The Sena members were bloodthirsty with impunity. For over a decade, they piled up bodies of the landless poor and agricultural workers, Dalits, Muslims and backward castes. They targeted the women and children in a planned way.

“We kill children because they will grow up to become Naxalites. We kill women because they will give birth to Naxalites.”

It was never a secret that the Ranvir Sena had the tacit support and sponsorship of many parties including the BJP and the Janta Dal (United), and even the ruling party, the RJD. While, the Lalu Government had, under pressure, set up the Amir Das Commission to look into the massacres and the political patronage of Ranvir Sena, the Nitish Kumar Government promptly disbanded this commission after coming to power, as it would have exposed a nexus that ran deep into the political establishment. Several of its own members were being probed and exposed by the commission. BJP’s Murli Manohar Joshi, Sushil Kumar Modi, JD(U)’s Nand Kishore Yadav, Krishan Sardar and RJD’s Akhilesh Singh and Kanti Singh were about to be named, among 37 other political leaders, for direct aid and support to the Sena. Justice Amir Das stated after the Bathe judgement that the report “could (have) affect(ed) many people. Obviously, some people from the government were also involved.”

Justice Das further added that in the case of Bathe, it was “a thorough probe which revealed that the killers belonging to the Ranvir Sena did not come from outside. They were all from Lakshmanpur, known to the victims who didn’t need much light to recognise the faces of their attackers. They were their landlords; now they are MLAs…”

How just and caste-class blind is the justice system can be further understood from a few facts. For instance, there were at least 3 police outposts within less than a kilometre of Bathani Tola, which were set up after open declarations of “mass revenge” by the Sena in village meetings. The police was of course nowhere to be seen while the mayhem of loud massacre was carried out in broad daylight just a few steps away from them. Why would they?
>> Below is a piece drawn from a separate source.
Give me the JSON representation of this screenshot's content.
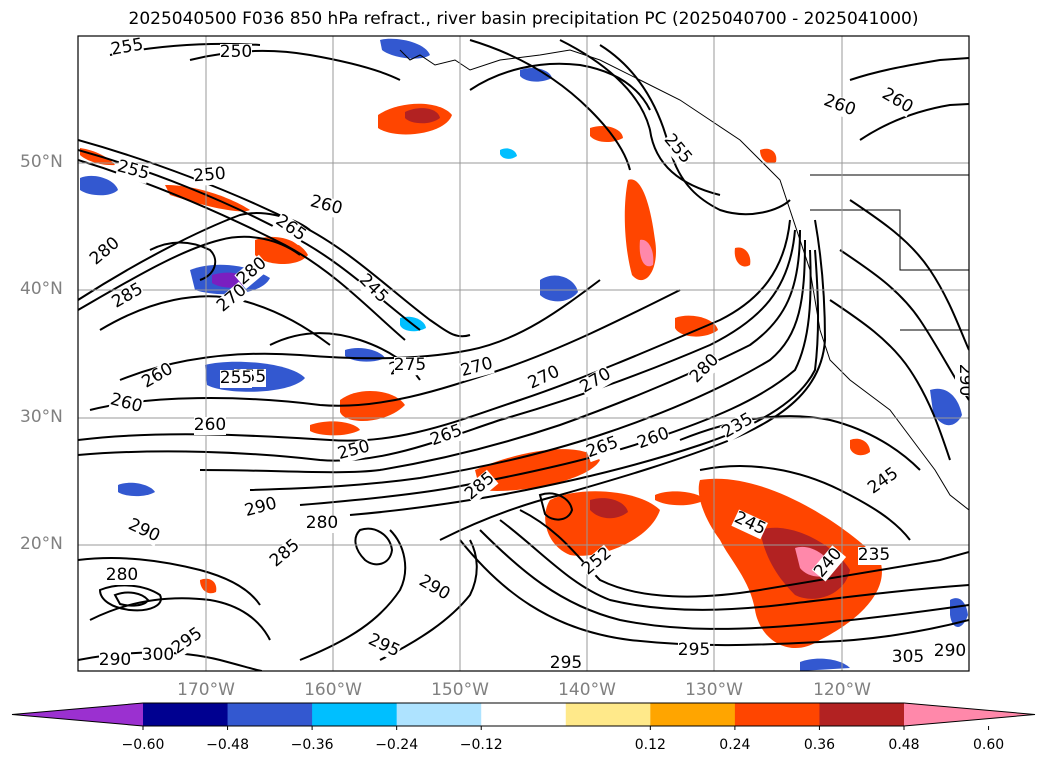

In Ekwari village in April 1997, the police broke and forced open the doors of people’s homes and watched as Sena members killed eight villagers.

In cases during the 1990s where the members of the upper caste belonging to the Ranvir Sena were killed by Dalits and backward castes organized under various Communist groups, the justice system worked so swiftly and efficiently that neither the authenticity of the evidence or the nitty-gritty of witnesses mattered. Many of the accused in these cases have been punished under repressive laws such as TADA. Seven people, belonging to the backward castes, have been sentenced to death by a special TADA court in Bara incident of 1992 where Bhumihar landlords were killed. Overall, in the past two decades, nearly 150 accused members of these communities have been sentenced to death by special courts in Bihar.

When four judgments in a row acquit members of the same upper caste militia for brutal massacres, it is not an aberration, especially in light of the scores of such judgements across the country. The system feels no qualms in declaring that the massacred Dalits and poor had no killers. It reveals in distressing ways the true nature of the system that we hail as democratic and just. The thin line between the perpetrator and deliverer of justice gets more blurred.